According to CNBC, Kentucky has an unemployment rate of 10.4 percent, a projected 2011 budget deficit of $780 million, and ranks 37th in education. Kentucky’s elected leaders’ answer to this predicament is apparently to become even more anti-business: On CNBC’s criterion of “business friendliness,” the Commonwealth ranked 39th of 50 states, down from 31st in 2009. The CNBC study defined business friendliness as “the perceived ‘friendliness’ of [a state’s] legal and regulatory frameworks to business.”

It is of little solace to people in the Kentucky horse racing and breeding industry to know that they are not alone in the way state government has treated them—the state’s elected officials, as a group, are hostile to business per se. They are largely inhibitors and destroyers of economic activity, job killers rather than job creators. Reminds me of Green Bay Packers’ right tackle Henry Jordan’s quip about legendary Coach Vince Lombardi: “He’s fair, he treats us all the same–like dogs.”

Senate President David Williams has been getting too much credit/blame for his antipathy toward racing. Although Williams is culpable, he evidently has plenty of vocal and silent co-conspirators in Kentucky government from both political parties. He did not make Kentucky so anti-business by himself and this kind of negative climate has been generations in the making. Kentucky should have had racetrack slots many years ago, so there is a lot of blame to go around to current and former elected officials in Frankfort. In my research, I can find no other case of where a state government worked against the economic interests of its signature industry.

No doubt the spin out of Frankfort will be that the CNBC report is flawed.  Judge for yourself the next time you see that a Kentucky racetrack has cut purses, or read of a trainer moving his or her stable to a racino venue, or see that a stallion is being relocated from Lexington to another state with better incentives.

By the way, two other historically prominent but currently troubled racing states–New York and California—rank 45th and 49th, respectively, on “business friendliness.”
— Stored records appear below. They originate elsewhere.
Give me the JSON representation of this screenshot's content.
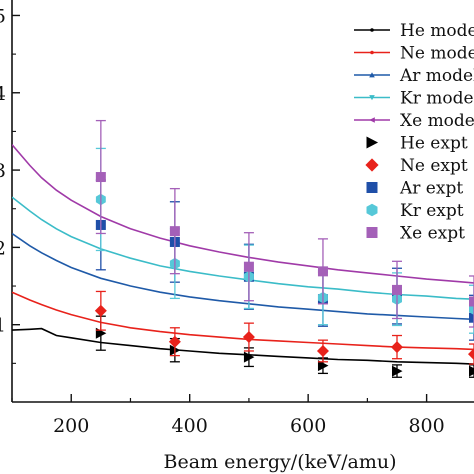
{
  "chart_data": {
    "type": "line",
    "title": "",
    "xlabel": "Beam energy/(keV/amu)",
    "ylabel": "",
    "xlim": [
      100,
      880
    ],
    "ylim": [
      0,
      5.2
    ],
    "x_ticks": [
      200,
      400,
      600,
      800
    ],
    "y_ticks": [
      1,
      2,
      3,
      4,
      5
    ],
    "y_tick_labels": [
      "1",
      "2",
      "3",
      "4",
      "5"
    ],
    "grid": false,
    "legend_position": "top-right",
    "model_x": [
      100,
      130,
      150,
      175,
      200,
      250,
      300,
      350,
      400,
      450,
      500,
      550,
      600,
      650,
      700,
      750,
      800,
      850,
      880
    ],
    "series": [
      {
        "name": "He model",
        "kind": "model",
        "color": "#000000",
        "marker": "circle",
        "values": [
          0.93,
          0.94,
          0.95,
          0.86,
          0.83,
          0.77,
          0.73,
          0.69,
          0.66,
          0.63,
          0.61,
          0.59,
          0.57,
          0.55,
          0.54,
          0.52,
          0.51,
          0.5,
          0.49
        ]
      },
      {
        "name": "Ne model",
        "kind": "model",
        "color": "#e8221b",
        "marker": "circle",
        "values": [
          1.42,
          1.32,
          1.26,
          1.19,
          1.13,
          1.03,
          0.96,
          0.91,
          0.87,
          0.84,
          0.81,
          0.79,
          0.77,
          0.75,
          0.73,
          0.71,
          0.7,
          0.69,
          0.68
        ]
      },
      {
        "name": "Ar model",
        "kind": "model",
        "color": "#1f5aa8",
        "marker": "triangle-up",
        "values": [
          2.18,
          2.02,
          1.93,
          1.83,
          1.74,
          1.6,
          1.5,
          1.42,
          1.36,
          1.31,
          1.27,
          1.23,
          1.2,
          1.17,
          1.14,
          1.12,
          1.1,
          1.08,
          1.07
        ]
      },
      {
        "name": "Kr model",
        "kind": "model",
        "color": "#3bbcc8",
        "marker": "triangle-down",
        "values": [
          2.65,
          2.47,
          2.36,
          2.24,
          2.14,
          1.98,
          1.86,
          1.76,
          1.69,
          1.63,
          1.58,
          1.53,
          1.49,
          1.46,
          1.42,
          1.39,
          1.37,
          1.34,
          1.33
        ]
      },
      {
        "name": "Xe model",
        "kind": "model",
        "color": "#a03aa8",
        "marker": "triangle-left",
        "values": [
          3.33,
          3.06,
          2.9,
          2.74,
          2.61,
          2.4,
          2.24,
          2.12,
          2.02,
          1.94,
          1.87,
          1.81,
          1.76,
          1.71,
          1.67,
          1.63,
          1.59,
          1.56,
          1.54
        ]
      },
      {
        "name": "He expt",
        "kind": "expt",
        "color": "#000000",
        "marker": "triangle-right",
        "x": [
          250,
          375,
          500,
          625,
          750,
          880
        ],
        "values": [
          0.89,
          0.67,
          0.58,
          0.47,
          0.4,
          0.4
        ],
        "errors": [
          0.22,
          0.15,
          0.12,
          0.1,
          0.08,
          0.08
        ]
      },
      {
        "name": "Ne expt",
        "kind": "expt",
        "color": "#e8221b",
        "marker": "diamond",
        "x": [
          250,
          375,
          500,
          625,
          750,
          880
        ],
        "values": [
          1.18,
          0.78,
          0.84,
          0.66,
          0.71,
          0.62
        ],
        "errors": [
          0.25,
          0.18,
          0.18,
          0.14,
          0.15,
          0.13
        ]
      },
      {
        "name": "Ar expt",
        "kind": "expt",
        "color": "#1f4fa8",
        "marker": "square",
        "x": [
          250,
          375,
          500,
          625,
          750,
          880
        ],
        "values": [
          2.29,
          2.07,
          1.62,
          1.33,
          1.37,
          1.09
        ],
        "errors": [
          0.58,
          0.52,
          0.42,
          0.35,
          0.36,
          0.29
        ]
      },
      {
        "name": "Kr expt",
        "kind": "expt",
        "color": "#56c8d8",
        "marker": "hexagon",
        "x": [
          250,
          375,
          500,
          625,
          750,
          880
        ],
        "values": [
          2.62,
          1.79,
          1.62,
          1.35,
          1.33,
          1.2
        ],
        "errors": [
          0.66,
          0.45,
          0.41,
          0.35,
          0.34,
          0.31
        ]
      },
      {
        "name": "Xe expt",
        "kind": "expt",
        "color": "#a460b8",
        "marker": "square",
        "x": [
          250,
          375,
          500,
          625,
          750,
          880
        ],
        "values": [
          2.91,
          2.21,
          1.75,
          1.69,
          1.45,
          1.3
        ],
        "errors": [
          0.73,
          0.55,
          0.44,
          0.42,
          0.37,
          0.33
        ]
      }
    ]
  }
}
Copyright © 2010 Horse Racing Business

Click here to see “America’s Top States for Business 2010—A CNBC Special Report”


  1. Bill,

    A great, spot-on piece.

    Although Williams is a leading contributor to the commonwealth’s problems, he has plenty of support, or most obviously, he would have been voted out of his position.

    We can do better.


  2. aunt bea says

    What most people forget about in the debate over why KY can’t get slots, Bill, is that the common man of KY, (aka the majority of voters outside the Bluegrass), constantly tell themselves, **** big business & **** big horse farm owners!!! What do they do for me???
    I’m not sayin they are right, but when the **** hit the fan in the TB business, the bluegrass tried to ram slots down KY’s throat, and KY said to the industry, ” go**** yourself, in so many defeated slots referendums.
    Again, that’s just the way I see it.

  3. Answer to Aunt Bea,

    Ky. voters never got to vote on a slots referendum. The legislature would not put a slots vote on the ballot.

  4. Garrett Redmond says

    Using the words “signature industry” for the horse business is appropriate. A signature goes at the bottom of the page, exactly where the KY. government intends the horse industry to be.

    Obviously Sen. Williams is not the lone culprit. He is supported by a majority of legislators. Their major industry is basketball (under the guise of education) and their principal recreation is church-going. They see horses as a real and present danger to both.

  5. Concerned observer says

    When the leaders of your industry, Farish and Jones, multi-millionaires at a minimum, are selected as the spokesmen to “plead poverty”
    and beg for the opportunity to add Casinos to their industry, this appears to the guy making $20K/year and living in a tired old trailer, like the rich getting richer. I know the e-mails will roll-in saying that is not the case….but it is the perception.